The researchers investigated whether daily use of PrEP
would affect transmission. They found that PrEP uptake in any percentage of high-risk patients would result in an increased rate of HIV prevention, according to the study.
“We know that PrEP is highly effective at preventing HIV infection, what we don’t know is how much of an impact it will have at the population level considering the numerous behavioral strategies that men use to prevent infection,” said researcher Michael T. LeVasseur, PhD. “This study attempts to answer this question and future work with this model will attempt to identify specific strategies that will work best to stop the transmission of HIV.”
The authors also examined the efficacy of other HIV prevention methods on their own or in combination. Specifically, they analyzed condom use, seroadaptive behaviors, and treatment as prevention.
Included in the analysis were data modeled after a 10,000-person population including urban, non-monogamous MSM at a high risk of contracting HIV. Approximately 19% of the overall population were HIV-positive, with 44% unaware or their status. Another 36% of HIV-negative patients were not tested for HIV within the previous year.

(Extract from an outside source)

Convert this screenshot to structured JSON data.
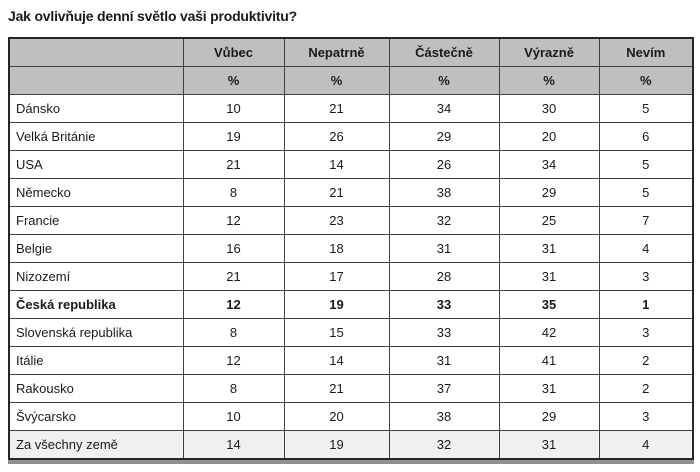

When PrEP was the only preventive therapy used by 1% of HIV-negative patients, 1.6% of infections were mitigated. Notably, when 25% of the HIV-negative population used PrEP, 30.7% of infections were prevented, according to the study.
Condom use as the only prevention method averted 48.8% of new HIV infections, while seroadaptive behaviors averted 37.7% of infections. Treatment as prevention was also observed to reduce new infections by 27.1%, according to the study.
The authors found that when all 3 prevention methods were combined, 72.2% of new infections were inhibited.
“PrEP is just another ‘tool in the toolbox’ for HIV prevention, but it is an important one,” Dr LeVasseur said. “PrEP can empower individuals who are in relationships where one person has HIV and the other doesn’t. It can also ease anxieties around HIV testing, as well as enhance sexual intimacy.”
However, the researchers noted that PrEP use among high-risk individuals is low.
“It’s probably low because of a lack of knowledge among patients, as well as providers, coupled with high costs,” LeVasseur said.
Additionally, high costs may be a concern for patient adherence to PrEP, despite manufacturer discounts and insurer coverage, according to the authors.
These findings show that PrEP has the potential to decrease HIV cases and can increase testing for sexually transmitted infections, in addition to alleviating concerns among MSM, according to the study.
“Many men who have sex with men have felt significant anxiety around sexual intimacy due to fear of HIV infection, even with condom use, frequent HIV testing and seroadaptive techniques,” Dr LeVasseur said. “Highlighting how effective these prevention methods are would certainly lead to an increase in PrEP uptake and easing of the mind.”